Demain, demandera-t-on à une intelligence artificielle pour qui voter ? La question n’est plus si théorique. Selon une étude Ipsos (nouvelle fenêtre) publiée début février, près d’un Français sur deux (48%) a déjà utilisé ou envisage d’utiliser une IA générative pour s’informer sur la politique. Une tendance qui s’inscrit dans un usage plus large : aujourd’hui, 68% des Français déclarent avoir déjà eu recours à ces outils, dont 50% à ChatGPT (nouvelle fenêtre).
L’IA, nouveau réflexe pour s’informer
Dans le détail, un quart des Français (25%) a déjà interrogé une IA sur une personnalité ou un parti politique. À cela s’ajoutent 23% qui se disent prêts à tenter l’expérience. Une progression rapide, portée notamment par la multiplication des outils, majoritairement étrangers : ChatGPT, Gemini, Meta AI ou encore Microsoft Copilot.

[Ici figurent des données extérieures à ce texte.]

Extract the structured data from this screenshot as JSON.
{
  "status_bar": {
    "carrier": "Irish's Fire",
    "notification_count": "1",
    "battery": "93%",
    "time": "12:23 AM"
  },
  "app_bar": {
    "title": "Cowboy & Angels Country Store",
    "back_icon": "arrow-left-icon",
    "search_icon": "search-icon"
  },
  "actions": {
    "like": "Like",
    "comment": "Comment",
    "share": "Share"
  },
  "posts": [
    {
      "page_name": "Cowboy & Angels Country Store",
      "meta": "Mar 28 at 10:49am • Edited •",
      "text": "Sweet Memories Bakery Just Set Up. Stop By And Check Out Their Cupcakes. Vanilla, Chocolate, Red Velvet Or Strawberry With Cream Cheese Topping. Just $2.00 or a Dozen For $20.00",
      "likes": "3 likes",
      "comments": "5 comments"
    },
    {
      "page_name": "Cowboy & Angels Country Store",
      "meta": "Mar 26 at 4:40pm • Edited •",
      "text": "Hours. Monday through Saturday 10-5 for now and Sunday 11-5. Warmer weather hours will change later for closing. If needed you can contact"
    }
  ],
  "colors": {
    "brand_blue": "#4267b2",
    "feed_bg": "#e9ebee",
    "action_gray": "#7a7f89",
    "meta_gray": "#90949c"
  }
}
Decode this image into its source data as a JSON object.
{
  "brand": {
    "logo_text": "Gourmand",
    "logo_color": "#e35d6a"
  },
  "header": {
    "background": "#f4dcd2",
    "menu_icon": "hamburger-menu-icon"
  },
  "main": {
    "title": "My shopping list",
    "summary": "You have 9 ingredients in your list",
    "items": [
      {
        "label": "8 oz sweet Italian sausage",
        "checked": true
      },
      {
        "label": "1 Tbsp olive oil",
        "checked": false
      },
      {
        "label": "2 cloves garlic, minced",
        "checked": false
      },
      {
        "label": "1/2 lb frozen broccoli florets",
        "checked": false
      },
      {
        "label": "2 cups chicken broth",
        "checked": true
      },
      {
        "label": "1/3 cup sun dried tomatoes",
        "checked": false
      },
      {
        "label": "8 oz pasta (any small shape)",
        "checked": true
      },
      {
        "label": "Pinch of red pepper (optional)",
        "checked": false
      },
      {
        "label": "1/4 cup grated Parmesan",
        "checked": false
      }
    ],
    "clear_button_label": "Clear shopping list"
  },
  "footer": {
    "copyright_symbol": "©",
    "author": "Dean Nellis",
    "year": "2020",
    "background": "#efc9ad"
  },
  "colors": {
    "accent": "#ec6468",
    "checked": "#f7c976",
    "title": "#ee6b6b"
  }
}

Ces usages répondent à des besoins très concrets. Les Français utiliseraient ces outils pour comprendre les programmes des candidats (39%), les prises de position (31%) ou encore comparer les propositions. Plus surprenant, 30% envisagent tout de même d’utiliser l’IA pour identifier le candidat le plus proche de leurs idées. Autrement dit, ces outils ne se contentent plus d’informer : ils pourraient même… les orienter.
Le recours à l’IA est particulièrement marqué chez les plus jeunes. Les 18-24 ans sont les plus nombreux à se tourner vers ces technologies (75%), notamment parmi ceux qui voteront pour la première fois. À court terme, l’usage devrait encore progresser : 28% des personnes interrogées pourraient utiliser l’IA pour l’élection présidentielle de 2027.
Des pratiques qui interrogent
Si l’IA s’impose progressivement comme un intermédiaire dans l’accès à l’information politique, ce basculement soulève des questions majeures : fiabilité des informations, dépendance à des outils étrangers, influence sur l’opinion…
D’autant que ces outils ne sont pas infaillibles : ils peuvent parfois produire des informations erronées ou approximatives. Un point de vigilance essentiel, alors que certains utilisateurs pourraient leur accorder une confiance excessive. À mesure que ces usages se développent, c’est le rapport même des citoyens à la politique qui évolue. Entre aide à la compréhension des programmes et possible orientation des choix, ces outils pourraient peser, à terme, sur les décisions électorales.